The effluent canal of Mergozzo Lake is a slow flowing water course on which sides you can see, besides the reed, typhes and water lilies. At its mouth you can find a kind of endemic water chestnut: the Trapa natans verbanensis, that, in summer, covers wide water surfaces.
The reeds thicket at the canal mouth is there present in the closed kind: consisting only of little reeds. From the stop point it is possible to see the rich bird fauna living among the reeds: mallards, crested grebes, moorhens, coots and, if you are lucky, the marsh hawk flying to hunt over the cane thicket; or you can hear the singing of the most mimetic birds like reed warblers, great reed warbler, penduline tits, reed bountings, river nightingales.
The wood upon the slopes of Monte Rosso is the peculiar one of the hill area in the region of the great lakes (from Lake of Orta to Lake of Garda): it consists of essences such as common oak, chestnut and robinia. In this underwood there are great deals of butcher’s broom, holly and yew tree, which grow in temperate and particularly wet climat.
Near the little chapel named Pianasc you find a black alder wood, peculiar of wet ground environments or, as in this case, of marshy land due to the existence of surface water beds.
In the clearings with rocky outcrops and thus with superficial soil, there is the moorland (or heath), a grass/shrub vegetation which name derives from the main kind: the heath, a small evergreen shrub with summer-autumn flowering, often mistaken for Dorset heath.

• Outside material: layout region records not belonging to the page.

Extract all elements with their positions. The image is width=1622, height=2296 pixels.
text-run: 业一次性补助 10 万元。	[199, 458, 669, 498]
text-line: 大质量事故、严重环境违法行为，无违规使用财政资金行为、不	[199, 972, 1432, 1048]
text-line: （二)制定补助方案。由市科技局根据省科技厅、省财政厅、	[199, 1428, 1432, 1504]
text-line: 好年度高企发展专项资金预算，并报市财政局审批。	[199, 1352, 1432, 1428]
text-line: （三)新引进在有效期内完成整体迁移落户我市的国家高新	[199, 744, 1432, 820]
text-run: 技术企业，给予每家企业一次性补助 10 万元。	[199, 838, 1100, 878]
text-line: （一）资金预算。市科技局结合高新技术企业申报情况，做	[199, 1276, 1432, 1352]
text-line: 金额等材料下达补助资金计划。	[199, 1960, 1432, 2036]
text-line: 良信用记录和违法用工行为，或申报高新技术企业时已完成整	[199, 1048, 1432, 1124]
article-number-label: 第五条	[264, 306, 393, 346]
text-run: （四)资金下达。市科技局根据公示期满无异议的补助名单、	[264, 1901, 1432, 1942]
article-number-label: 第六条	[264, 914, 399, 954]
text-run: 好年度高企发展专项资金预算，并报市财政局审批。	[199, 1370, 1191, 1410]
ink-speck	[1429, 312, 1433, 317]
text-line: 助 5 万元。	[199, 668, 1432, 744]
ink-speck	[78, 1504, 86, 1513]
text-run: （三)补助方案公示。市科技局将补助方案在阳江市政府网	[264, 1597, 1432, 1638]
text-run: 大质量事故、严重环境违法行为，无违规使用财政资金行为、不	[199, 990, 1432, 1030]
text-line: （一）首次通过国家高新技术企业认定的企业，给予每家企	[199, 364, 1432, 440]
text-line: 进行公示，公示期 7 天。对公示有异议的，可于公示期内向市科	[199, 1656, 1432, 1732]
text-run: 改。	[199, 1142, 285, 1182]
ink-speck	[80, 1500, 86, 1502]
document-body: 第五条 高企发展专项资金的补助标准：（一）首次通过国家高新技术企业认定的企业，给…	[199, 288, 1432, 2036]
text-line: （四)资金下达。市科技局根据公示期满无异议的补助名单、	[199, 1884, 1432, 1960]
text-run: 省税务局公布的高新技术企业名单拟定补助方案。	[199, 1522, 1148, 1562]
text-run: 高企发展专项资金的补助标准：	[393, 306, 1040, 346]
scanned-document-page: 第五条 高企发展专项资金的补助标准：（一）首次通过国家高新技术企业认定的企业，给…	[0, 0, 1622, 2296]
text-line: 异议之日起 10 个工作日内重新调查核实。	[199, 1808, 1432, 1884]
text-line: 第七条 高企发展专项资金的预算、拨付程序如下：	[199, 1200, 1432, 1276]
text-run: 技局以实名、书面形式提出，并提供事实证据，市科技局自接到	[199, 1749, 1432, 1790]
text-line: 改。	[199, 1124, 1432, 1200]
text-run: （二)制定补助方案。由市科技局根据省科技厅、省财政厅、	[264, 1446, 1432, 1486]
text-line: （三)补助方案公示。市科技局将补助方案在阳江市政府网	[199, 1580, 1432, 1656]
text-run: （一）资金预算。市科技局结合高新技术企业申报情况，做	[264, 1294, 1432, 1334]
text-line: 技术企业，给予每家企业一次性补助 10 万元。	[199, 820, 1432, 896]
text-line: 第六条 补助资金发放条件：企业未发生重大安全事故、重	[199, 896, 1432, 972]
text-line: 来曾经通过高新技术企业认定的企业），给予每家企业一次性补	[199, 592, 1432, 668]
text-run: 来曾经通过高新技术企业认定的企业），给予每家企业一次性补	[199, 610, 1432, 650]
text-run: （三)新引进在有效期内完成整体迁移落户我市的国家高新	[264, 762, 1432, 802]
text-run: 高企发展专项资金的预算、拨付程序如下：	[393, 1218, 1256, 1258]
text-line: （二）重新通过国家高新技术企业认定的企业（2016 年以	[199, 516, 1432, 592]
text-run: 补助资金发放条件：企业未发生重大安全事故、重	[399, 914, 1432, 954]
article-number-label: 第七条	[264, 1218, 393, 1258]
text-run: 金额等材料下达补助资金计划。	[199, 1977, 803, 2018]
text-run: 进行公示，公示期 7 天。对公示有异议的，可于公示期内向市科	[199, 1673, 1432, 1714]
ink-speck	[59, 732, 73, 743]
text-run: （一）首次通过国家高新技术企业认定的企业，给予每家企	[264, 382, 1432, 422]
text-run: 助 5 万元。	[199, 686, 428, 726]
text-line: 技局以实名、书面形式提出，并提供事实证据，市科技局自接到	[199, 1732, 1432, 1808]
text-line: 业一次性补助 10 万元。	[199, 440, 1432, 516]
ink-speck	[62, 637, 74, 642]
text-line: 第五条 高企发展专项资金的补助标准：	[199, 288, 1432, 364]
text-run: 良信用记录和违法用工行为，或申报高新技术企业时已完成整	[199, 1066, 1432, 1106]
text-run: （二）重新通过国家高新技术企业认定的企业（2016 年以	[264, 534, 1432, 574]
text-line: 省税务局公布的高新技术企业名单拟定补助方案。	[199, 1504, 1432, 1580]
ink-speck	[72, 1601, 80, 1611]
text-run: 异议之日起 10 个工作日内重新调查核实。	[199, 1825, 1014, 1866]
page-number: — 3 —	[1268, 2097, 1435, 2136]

Along the path, you can see in the wood a little pond fed only by precipitations, in which water stagnation is possible thanks to waterproof mud layers: on its sides grows a typical marshy grass vegetation, mainly consisting of rush and moor grass.
All along the way you can meet a lot of centuries-old chestnut trees, that witness the past and intense use of this kind, aboveall in relation with the chestnut production, the food that allowed for centuries the survival of the people living in this land.